Lihat ke Halaman Asli

Puji Hastuti

TERVERIFIKASI

DOSEN POLTEKKES KEMENKES SEMARANG

“Hanya Omong-omong Biasa"

Diperbarui: 8 Desember 2015   16:07

Kompasiana adalah platform blog. Konten ini menjadi tanggung jawab bloger dan tidak mewakili pandangan redaksi Kompas.

Humaniora. Sumber ilustrasi: PEXELS/San Fermin Pamplona

“Ga usah dibesar-besarkan, ini kan hanya omong-omong biasa”. “Biasalah, itu kan hanya gurauan saja”.

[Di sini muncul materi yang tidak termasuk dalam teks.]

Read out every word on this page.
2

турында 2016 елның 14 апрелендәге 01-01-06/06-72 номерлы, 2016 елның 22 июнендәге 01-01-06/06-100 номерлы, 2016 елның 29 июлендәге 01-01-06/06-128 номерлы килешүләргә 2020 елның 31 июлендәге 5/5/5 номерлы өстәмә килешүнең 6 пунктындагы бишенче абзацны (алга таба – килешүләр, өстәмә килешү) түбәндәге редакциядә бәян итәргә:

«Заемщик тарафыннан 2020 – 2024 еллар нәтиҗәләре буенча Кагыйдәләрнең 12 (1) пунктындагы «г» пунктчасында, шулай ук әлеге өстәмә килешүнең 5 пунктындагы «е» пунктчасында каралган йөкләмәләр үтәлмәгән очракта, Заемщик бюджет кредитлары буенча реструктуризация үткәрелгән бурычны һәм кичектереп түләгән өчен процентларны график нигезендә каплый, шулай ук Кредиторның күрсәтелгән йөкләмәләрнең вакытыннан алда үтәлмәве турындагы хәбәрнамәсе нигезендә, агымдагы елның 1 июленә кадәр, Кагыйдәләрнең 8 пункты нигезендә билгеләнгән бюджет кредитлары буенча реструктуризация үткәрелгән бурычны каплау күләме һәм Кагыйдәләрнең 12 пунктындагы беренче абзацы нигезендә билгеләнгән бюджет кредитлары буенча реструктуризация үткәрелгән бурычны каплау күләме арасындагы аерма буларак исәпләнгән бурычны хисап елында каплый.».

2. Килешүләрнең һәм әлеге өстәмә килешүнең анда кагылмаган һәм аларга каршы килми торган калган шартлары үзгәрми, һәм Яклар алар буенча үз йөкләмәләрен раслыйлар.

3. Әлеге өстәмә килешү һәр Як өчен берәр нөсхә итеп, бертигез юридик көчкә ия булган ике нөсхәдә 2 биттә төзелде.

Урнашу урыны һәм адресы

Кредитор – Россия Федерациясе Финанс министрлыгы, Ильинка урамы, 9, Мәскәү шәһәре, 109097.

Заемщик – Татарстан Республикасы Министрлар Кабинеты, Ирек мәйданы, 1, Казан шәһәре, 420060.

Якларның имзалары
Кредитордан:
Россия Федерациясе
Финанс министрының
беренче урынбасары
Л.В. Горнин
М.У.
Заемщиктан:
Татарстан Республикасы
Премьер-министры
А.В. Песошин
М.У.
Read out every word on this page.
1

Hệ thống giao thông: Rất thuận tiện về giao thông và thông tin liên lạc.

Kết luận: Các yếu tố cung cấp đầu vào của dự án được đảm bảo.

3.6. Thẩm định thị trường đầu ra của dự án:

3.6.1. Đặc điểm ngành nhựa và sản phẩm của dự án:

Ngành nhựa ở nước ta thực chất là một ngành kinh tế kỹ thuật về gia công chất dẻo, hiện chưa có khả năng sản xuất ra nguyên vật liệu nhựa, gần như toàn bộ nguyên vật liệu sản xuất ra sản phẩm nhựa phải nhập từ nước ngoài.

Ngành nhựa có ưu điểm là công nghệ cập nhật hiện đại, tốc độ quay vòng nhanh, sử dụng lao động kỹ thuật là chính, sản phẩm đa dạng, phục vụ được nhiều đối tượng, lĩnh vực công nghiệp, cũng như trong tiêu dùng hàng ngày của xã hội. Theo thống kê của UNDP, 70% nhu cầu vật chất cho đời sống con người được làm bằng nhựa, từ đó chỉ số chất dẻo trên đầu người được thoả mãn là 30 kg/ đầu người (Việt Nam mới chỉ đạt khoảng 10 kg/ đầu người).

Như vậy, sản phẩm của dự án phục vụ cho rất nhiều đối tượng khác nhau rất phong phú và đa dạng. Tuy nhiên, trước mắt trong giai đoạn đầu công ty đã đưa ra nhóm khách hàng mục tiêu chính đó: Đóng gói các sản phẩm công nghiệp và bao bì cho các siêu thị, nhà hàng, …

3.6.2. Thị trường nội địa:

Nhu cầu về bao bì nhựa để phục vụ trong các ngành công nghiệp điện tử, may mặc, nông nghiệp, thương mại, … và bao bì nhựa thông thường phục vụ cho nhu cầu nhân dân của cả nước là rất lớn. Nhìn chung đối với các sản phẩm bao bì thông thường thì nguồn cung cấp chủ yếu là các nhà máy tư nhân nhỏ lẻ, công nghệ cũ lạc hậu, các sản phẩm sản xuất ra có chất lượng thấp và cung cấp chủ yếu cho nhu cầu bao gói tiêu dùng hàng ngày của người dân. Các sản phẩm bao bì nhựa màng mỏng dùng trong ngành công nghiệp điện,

Sepertinya kalimat seperti itu akhir-akhir ini sering kita dengar. Sebuah pernyataan yang sepertinya menganggap apa yang keluar dari lisan kita bukanlah sesuatu yang berat. Bukan sesuatu yang harus dipertanggungjawabkan. Bukan sesuatu yang memberi dampak kepada sesama di lingkungan sekitar.

Sepertinya ada yang terlupakan, bahwa apapun yang keluar dari lisan kita baik dalam keadaan tenang, sabar, sadar, senda gurau maupun marah harusnya tetap terjaga. Dalam pepatah Jawa ada yang mengatakan “ Ajining diri soko lathi”. Bukan berarti harga diri ada pada keindahan lidah, yang untuk memperindahnya kadang kala ada juga yang memberikan tindik dan dipasangi perhiasan di sana. Bukan, bukan seperti itu kelihatannya.  

Harga diri itu ternyata berasal dari lisan kita. Pada ucapan kita, pada kata-kata kita, pada pembicaraan –pembicaraan kita, pada pernyataan-pernyataan kita.  Apakah ucapan, kata-kata, pembicaraan, pernyataan yang kita keluarkan bisa asal saja? Bukankah mulut, adalah mulut kita, Bukankah lidah adalah lidah kita? Mengapa orang lain harus berurusan dengan ucapan, kata-kata, pembicaraan, pernyataan yang kita sampaikan ?

Andaikan kita bisa sebebas itu, andaikan kita bisa sevulgar itu, andaikan kita bisa berekspresi dan mengeluarkan ucapan, kata-kata, pembicaraan, pernyataan  dari mulut tanpa pertanggungjawaban, mungkin sudah hancur dunia ini dari jauh sebelum kita lahir. Bagaimana tidak ?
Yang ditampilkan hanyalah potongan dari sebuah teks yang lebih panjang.